To display pictures Panini uses OpenGL, a low level graphics API that is tightly integrated with the system's video drivers. OpenGL cannot be installed as a separate piece of software. If the version of your OpenGL implementation is less than 1.2 or does not support cubic texture mapping, Panini will not run. If the OpenGL version is less than 1.5 it may not be able to display all pictures correctly.
You will get best results with OpenGL version 2.0 and above. That means you should have either a "gaming" video card, or a recent "multimedia" one. But ultimate gaming performance is not needed; a basic version 2 system should be adequate. Cards to upgrade most desktop PCs to that level now cost under $50.
On Ubuntu Linux you will probably need to install the manufacturer's video drivers (both nVidia and ATI now supply them). Ubuntu does not install these drivers by default because they are not open source.

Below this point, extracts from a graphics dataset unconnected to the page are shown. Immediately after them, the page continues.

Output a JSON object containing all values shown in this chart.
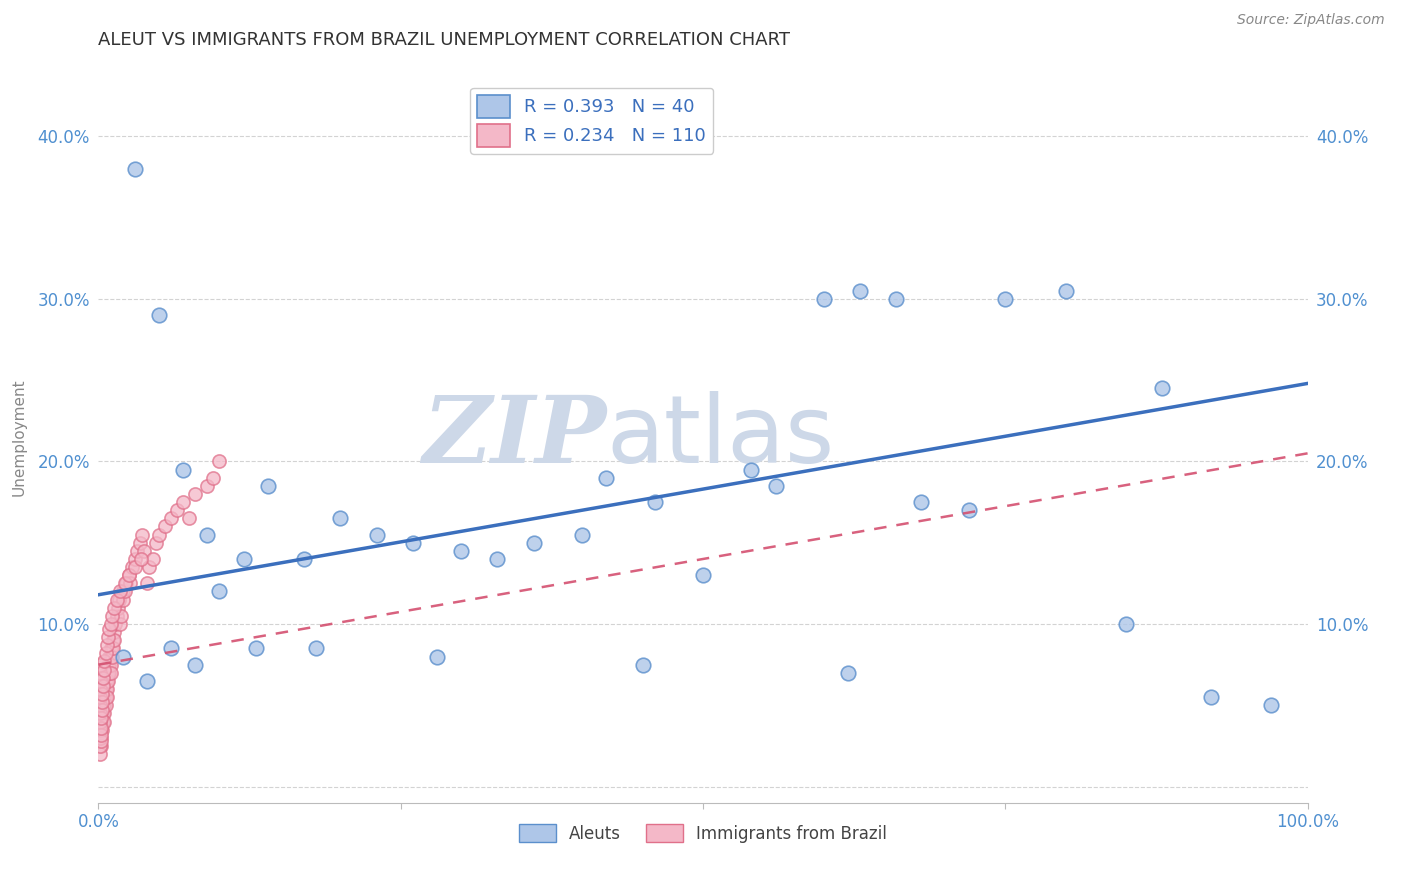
{
  "title": "ALEUT VS IMMIGRANTS FROM BRAZIL UNEMPLOYMENT CORRELATION CHART",
  "source": "Source: ZipAtlas.com",
  "ylabel": "Unemployment",
  "y_ticks": [
    0.0,
    0.1,
    0.2,
    0.3,
    0.4
  ],
  "y_tick_labels": [
    "",
    "10.0%",
    "20.0%",
    "30.0%",
    "40.0%"
  ],
  "x_range": [
    0.0,
    1.0
  ],
  "y_range": [
    -0.01,
    0.44
  ],
  "aleut_R": 0.393,
  "aleut_N": 40,
  "brazil_R": 0.234,
  "brazil_N": 110,
  "aleut_color": "#aec6e8",
  "aleut_edge_color": "#5b8fcc",
  "aleut_line_color": "#3b6fbd",
  "brazil_color": "#f4b8c8",
  "brazil_edge_color": "#e0708a",
  "brazil_line_color": "#d45070",
  "background_color": "#ffffff",
  "grid_color": "#c8c8c8",
  "watermark_color": "#cdd8e8",
  "title_color": "#333333",
  "axis_label_color": "#5090d0",
  "legend_label1": "Aleuts",
  "legend_label2": "Immigrants from Brazil",
  "aleut_line_x0": 0.0,
  "aleut_line_y0": 0.118,
  "aleut_line_x1": 1.0,
  "aleut_line_y1": 0.248,
  "brazil_line_x0": 0.0,
  "brazil_line_y0": 0.075,
  "brazil_line_x1": 1.0,
  "brazil_line_y1": 0.205,
  "aleut_scatter_x": [
    0.03,
    0.05,
    0.07,
    0.09,
    0.1,
    0.12,
    0.14,
    0.17,
    0.2,
    0.23,
    0.26,
    0.3,
    0.33,
    0.36,
    0.4,
    0.42,
    0.46,
    0.5,
    0.54,
    0.56,
    0.6,
    0.63,
    0.66,
    0.68,
    0.72,
    0.75,
    0.8,
    0.85,
    0.88,
    0.92,
    0.02,
    0.04,
    0.06,
    0.08,
    0.13,
    0.18,
    0.28,
    0.45,
    0.97,
    0.62
  ],
  "aleut_scatter_y": [
    0.38,
    0.29,
    0.195,
    0.155,
    0.12,
    0.14,
    0.185,
    0.14,
    0.165,
    0.155,
    0.15,
    0.145,
    0.14,
    0.15,
    0.155,
    0.19,
    0.175,
    0.13,
    0.195,
    0.185,
    0.3,
    0.305,
    0.3,
    0.175,
    0.17,
    0.3,
    0.305,
    0.1,
    0.245,
    0.055,
    0.08,
    0.065,
    0.085,
    0.075,
    0.085,
    0.085,
    0.08,
    0.075,
    0.05,
    0.07
  ],
  "brazil_scatter_x": [
    0.002,
    0.002,
    0.002,
    0.002,
    0.002,
    0.003,
    0.003,
    0.003,
    0.003,
    0.004,
    0.004,
    0.004,
    0.004,
    0.005,
    0.005,
    0.005,
    0.005,
    0.005,
    0.006,
    0.006,
    0.006,
    0.006,
    0.007,
    0.007,
    0.007,
    0.007,
    0.008,
    0.008,
    0.008,
    0.009,
    0.009,
    0.009,
    0.01,
    0.01,
    0.01,
    0.01,
    0.011,
    0.011,
    0.012,
    0.012,
    0.013,
    0.013,
    0.014,
    0.015,
    0.016,
    0.017,
    0.018,
    0.019,
    0.02,
    0.02,
    0.022,
    0.023,
    0.025,
    0.026,
    0.028,
    0.03,
    0.032,
    0.034,
    0.036,
    0.038,
    0.04,
    0.042,
    0.045,
    0.048,
    0.05,
    0.055,
    0.06,
    0.065,
    0.07,
    0.075,
    0.08,
    0.09,
    0.095,
    0.1,
    0.001,
    0.001,
    0.001,
    0.001,
    0.001,
    0.001,
    0.001,
    0.001,
    0.001,
    0.001,
    0.001,
    0.001,
    0.002,
    0.002,
    0.002,
    0.002,
    0.003,
    0.003,
    0.003,
    0.004,
    0.004,
    0.005,
    0.005,
    0.006,
    0.007,
    0.008,
    0.009,
    0.01,
    0.011,
    0.013,
    0.015,
    0.018,
    0.022,
    0.025,
    0.03,
    0.035
  ],
  "brazil_scatter_y": [
    0.045,
    0.04,
    0.035,
    0.03,
    0.025,
    0.05,
    0.045,
    0.04,
    0.035,
    0.055,
    0.05,
    0.045,
    0.04,
    0.06,
    0.055,
    0.05,
    0.045,
    0.04,
    0.065,
    0.06,
    0.055,
    0.05,
    0.07,
    0.065,
    0.06,
    0.055,
    0.075,
    0.07,
    0.065,
    0.08,
    0.075,
    0.07,
    0.085,
    0.08,
    0.075,
    0.07,
    0.085,
    0.08,
    0.09,
    0.085,
    0.095,
    0.09,
    0.1,
    0.105,
    0.11,
    0.115,
    0.1,
    0.105,
    0.12,
    0.115,
    0.12,
    0.125,
    0.13,
    0.125,
    0.135,
    0.14,
    0.145,
    0.15,
    0.155,
    0.145,
    0.125,
    0.135,
    0.14,
    0.15,
    0.155,
    0.16,
    0.165,
    0.17,
    0.175,
    0.165,
    0.18,
    0.185,
    0.19,
    0.2,
    0.02,
    0.025,
    0.03,
    0.035,
    0.04,
    0.045,
    0.05,
    0.055,
    0.06,
    0.065,
    0.07,
    0.075,
    0.028,
    0.032,
    0.036,
    0.042,
    0.047,
    0.052,
    0.057,
    0.062,
    0.067,
    0.072,
    0.077,
    0.082,
    0.087,
    0.092,
    0.097,
    0.1,
    0.105,
    0.11,
    0.115,
    0.12,
    0.125,
    0.13,
    0.135,
    0.14
  ]
}
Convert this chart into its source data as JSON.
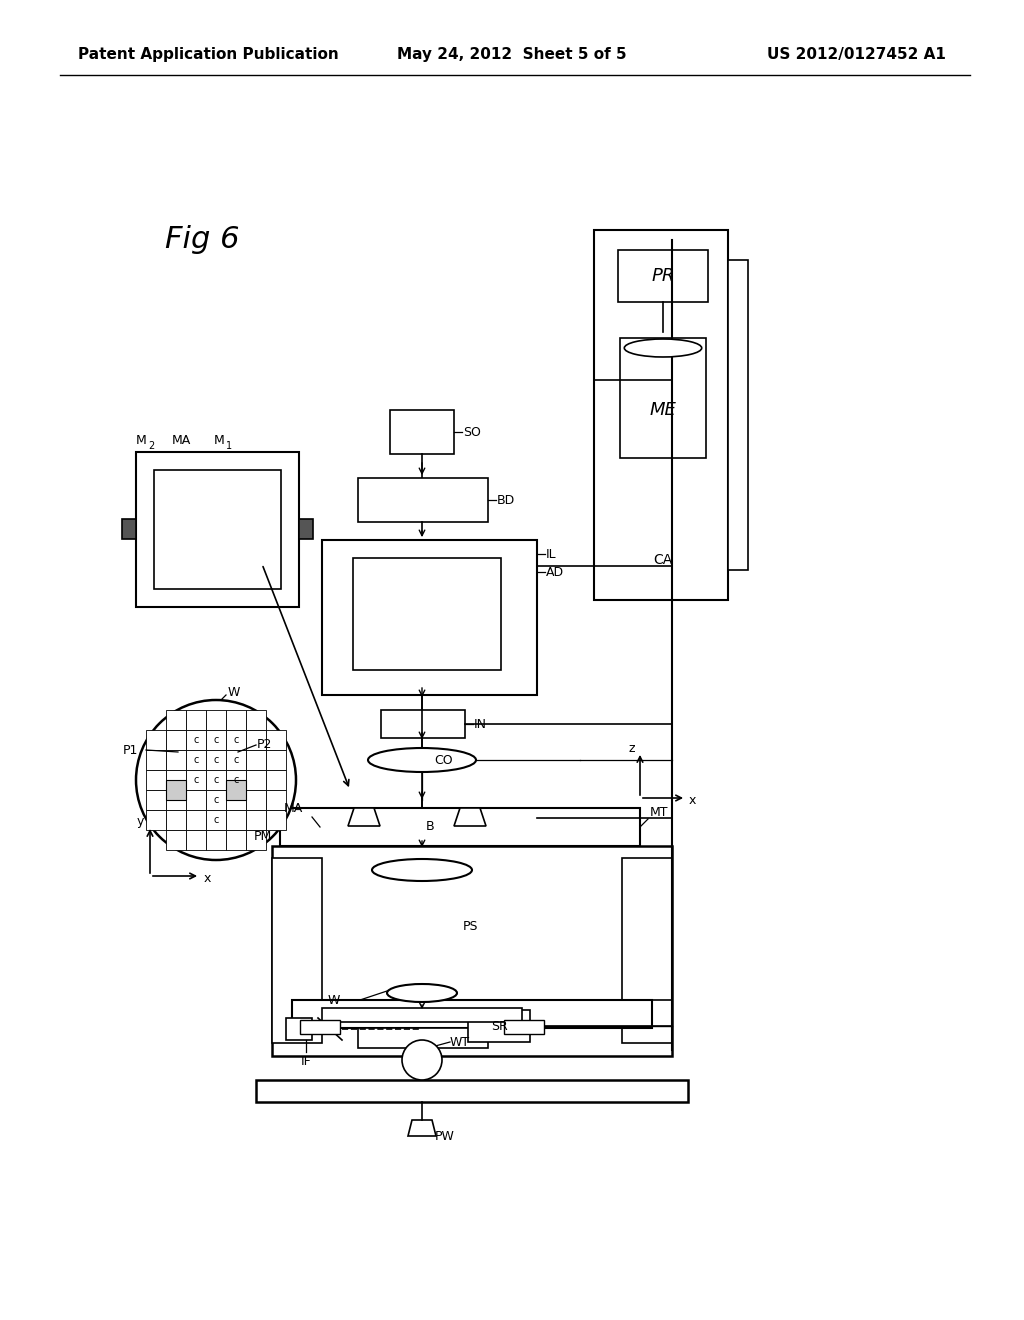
{
  "title": "Fig 6",
  "header_left": "Patent Application Publication",
  "header_center": "May 24, 2012  Sheet 5 of 5",
  "header_right": "US 2012/0127452 A1",
  "bg_color": "#ffffff",
  "line_color": "#000000",
  "text_color": "#000000",
  "fig_label": "Fig 6",
  "labels": {
    "SO": "SO",
    "BD": "BD",
    "IL": "IL",
    "AD": "AD",
    "IN": "IN",
    "CO": "CO",
    "MA": "MA",
    "B": "B",
    "MT": "MT",
    "PM": "PM",
    "PS": "PS",
    "W": "W",
    "SR": "SR",
    "WT": "WT",
    "IF": "IF",
    "PW": "PW",
    "PR": "PR",
    "ME": "ME",
    "CA": "CA",
    "P1": "P1",
    "P2": "P2",
    "M1": "M",
    "M2": "M",
    "z": "z",
    "x": "x",
    "y": "y"
  }
}
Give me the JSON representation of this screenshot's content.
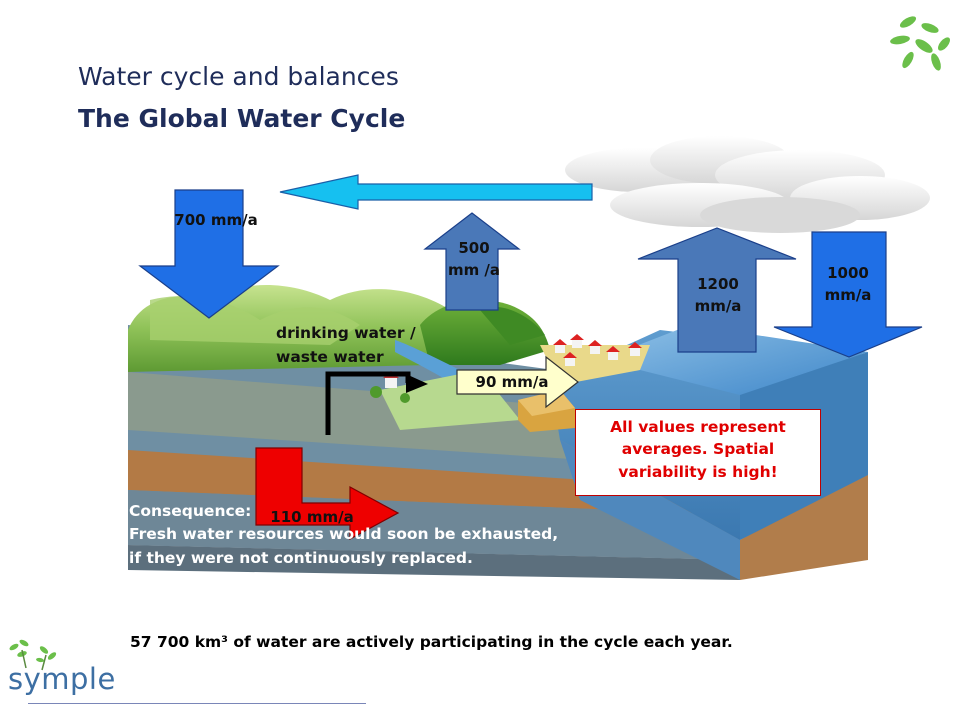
{
  "header": {
    "title": "Water cycle and balances",
    "subtitle": "The Global Water Cycle"
  },
  "flows": {
    "precipitation_land": "700 mm/a",
    "evaporation_land": "500 mm /a",
    "evaporation_ocean": "1200 mm/a",
    "precipitation_ocean": "1000 mm/a",
    "surface_runoff": "90 mm/a",
    "groundwater_flow": "110 mm/a"
  },
  "labels": {
    "drinking_line1": "drinking water /",
    "drinking_line2": "waste water"
  },
  "note": {
    "text": "All values represent averages. Spatial variability is high!"
  },
  "consequence": {
    "line1": "Consequence:",
    "line2": "Fresh water resources would soon be exhausted,",
    "line3": "if they were not continuously replaced."
  },
  "footer": {
    "text": "57 700 km³ of water are actively participating  in the cycle each year."
  },
  "logo": {
    "text": "symple"
  },
  "colors": {
    "title": "#1f2d5a",
    "precip_blue": "#1f6fe6",
    "evap_steel": "#4a78b8",
    "transport_cyan": "#16c0f0",
    "groundwater_red": "#ee0000",
    "runoff_yellow": "#ffffcc",
    "note_red": "#e00000",
    "ocean": "#6ea7d8",
    "land_green": "#7cb342",
    "soil_brown": "#9a6a3a"
  }
}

The "About" dialog shows information about your system's OpenGL facilities as well as the version of Panini you are running. It reports these limits:
texPwr2: must texture dimensions be powers of 2? 0 (false) preferred.
texMax: maximum dimension of 2D textures, the bigger the better.
cubeMax: maximum dimension of cubic textures, the bigger the better.
The maximum resolution Panini can display or render depends on the amount of texture memory available. Cubic images generally support somewhat larger texture maps than the flat formats. Saved image resolution is normally several times screen resolution, however that too may be limited by OpenGL resources. If your OpenGL does not support offscreen frame buffers of arbitrary size, all saved views will be at screen resolution.
Panini places no special demands on CPU speed or memory; if you can stitch panoramas, you will have no trouble viewing them.